Anyway, it has been (oddly) fun getting back into the swing of things after a year of being out of the school system, as well as being seemingly unemployeed. How did this all happen? Well, first - I know people. LOL No, really, I met a teacher while in Utah, we chatted shop talk, and she suggested I offer classes to teachers in her area. And, so I began. Why not? Similar to the systems I have worked in Georgia, teachers all have to participate in professional development throughout the year, some mandatory and conducted within the individual schools, while some are offered by the area and conducted by a consultant. This is where I fit in.
The benefit of what I completed this week was that the teachers chose what classes take because something triggered their interest (besides the fact they have to meet X number of hours each year). So, as I did while I was in the my former system, I tried to make sure I included as many (hands-on) cross curricular examples of cross curricular strategies and ideas as possible, as well for all grades. Then, the teachers were able to walk away with "stuff"for immediately use upon returning to the classroom. All that really needed to be done was the “bump up” or “bump down” according to the grade taught and level of students involved.

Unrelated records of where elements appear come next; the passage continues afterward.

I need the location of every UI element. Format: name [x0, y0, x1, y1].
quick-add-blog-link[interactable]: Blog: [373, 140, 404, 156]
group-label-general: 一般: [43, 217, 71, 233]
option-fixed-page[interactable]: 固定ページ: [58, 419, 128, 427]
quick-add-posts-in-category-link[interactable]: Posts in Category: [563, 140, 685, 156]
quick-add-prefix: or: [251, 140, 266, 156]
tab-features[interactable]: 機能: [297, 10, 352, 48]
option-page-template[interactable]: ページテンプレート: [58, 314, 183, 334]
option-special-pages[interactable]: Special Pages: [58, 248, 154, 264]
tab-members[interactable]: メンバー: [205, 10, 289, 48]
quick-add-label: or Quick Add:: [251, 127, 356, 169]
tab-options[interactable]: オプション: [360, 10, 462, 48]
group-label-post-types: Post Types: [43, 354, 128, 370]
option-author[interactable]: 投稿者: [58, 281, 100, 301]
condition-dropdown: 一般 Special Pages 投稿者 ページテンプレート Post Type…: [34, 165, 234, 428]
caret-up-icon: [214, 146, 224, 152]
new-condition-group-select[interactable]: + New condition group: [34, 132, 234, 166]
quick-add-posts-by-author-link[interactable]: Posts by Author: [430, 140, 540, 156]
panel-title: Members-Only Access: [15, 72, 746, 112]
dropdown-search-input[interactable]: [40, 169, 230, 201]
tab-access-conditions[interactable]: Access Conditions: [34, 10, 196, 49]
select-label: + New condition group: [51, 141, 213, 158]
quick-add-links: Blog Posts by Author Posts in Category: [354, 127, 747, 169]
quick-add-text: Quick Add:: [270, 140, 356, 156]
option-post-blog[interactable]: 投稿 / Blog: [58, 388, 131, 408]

As I tell participants, by no means am I an expert. No, no, no. But, I know what worked in my situations, with the many different demographics I have encountered. Sure, gurus like Reeves, Dufoor, Wormeli, Thomlinson, Wiliam offer wonderful information and insight into what needs to happen in the classroom, schools, and systems as a whole. But, in all honesty? When was the last time they taught in a classroom, as a staff member, among the new, raw issues that face not only our students, but the whole educational structure as a whole? Right? Right.
Anyway, I facilitated 5 courses geared toward secondary educators – Tiered instruction, Differentiated Instruction, Classroom Management, and Reading/Writing Strategies for Across the Curriculum. Some elementary teachers came as well, which wasn't a problem what-so-ever. I wish administrators could have been involved! But, the areas here are run much differently and I was intrigued by what I heard. Being in an area where unions drive many of the decisions/actions, education here is a whole new world to me. I had no idea that it was not the norm to take your students to lunch and eat in the cafeteria with the class, while monitoring. I had no idea that teachers had unassigned time, with which they could be out of the building and not have to “worry” about their students and what’s happening in the school, per say. I might have actually got some work done during the day if they had that in Atlanta. Ha!
Anyway, I enjoyed my classes, albeit they were all met with limited attendance. But, with comments I received on the evaluations, like
“This was the best class I have ever experienced!”
“When are you coming back?”
“I wish I was able to attend each one of your sessions.”
“This stuff was actually useful; I can make this work for my students.”
I am hopeful I will be able to get future gigs. Or, at least find a job in the district up here, which is what I am about to work on right now. Off to complete my OLAS application! Wish me luck!